Radioactive decay is a random process in which unstable atomic nuclei undergo a spontaneous transformation to become more stable. During radioactive decay, particles, such as alpha particles or beta particles, are emitted from the nucleus.
The rate of decay is typically described by the half-life (t½) of an isotope, which is the time it takes for half of the initial sample to decay. Each radioactive isotope has its own specific half-life.
In this case, let's assume that both samples of the radioactive isotope have the same half-life. Now, since we have two samples of the same isotope, it means they have the same decay constant. The decay constant represents the probability of a single atom decaying in a unit of time.
The number of particles ejected from a sample within a given time interval is directly proportional to the number of radioactive atoms in that sample. The more atoms there are, the more particles will be ejected.

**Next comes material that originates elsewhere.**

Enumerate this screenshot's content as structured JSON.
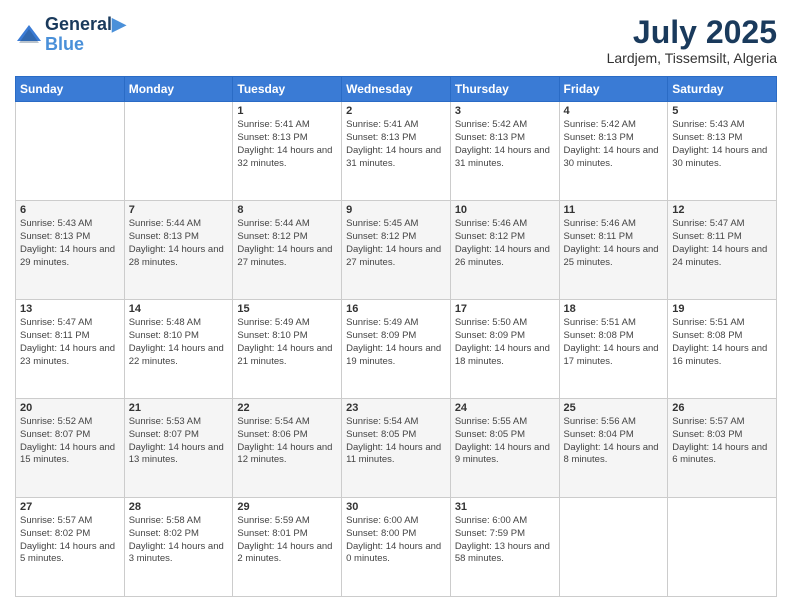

Thus, a larger mass (or quantity) of the same isotope will contain more atoms, resulting in a greater number of particles being ejected compared to a smaller sample.
Therefore, in the first hour, the sample with a mass of 50 grams would have more particles ejected (assuming the same half-life) compared to the sample with a mass of 25 grams. The exact numerical difference in the number of particles ejected would depend on the specific decay constant and half-life of the isotope involved.
To calculate the exact number of particles ejected from each sample in the first hour, you would need to know the specific decay constant, the half-life of the isotope, and apply the appropriate mathematical equations derived from radioactive decay kinetics.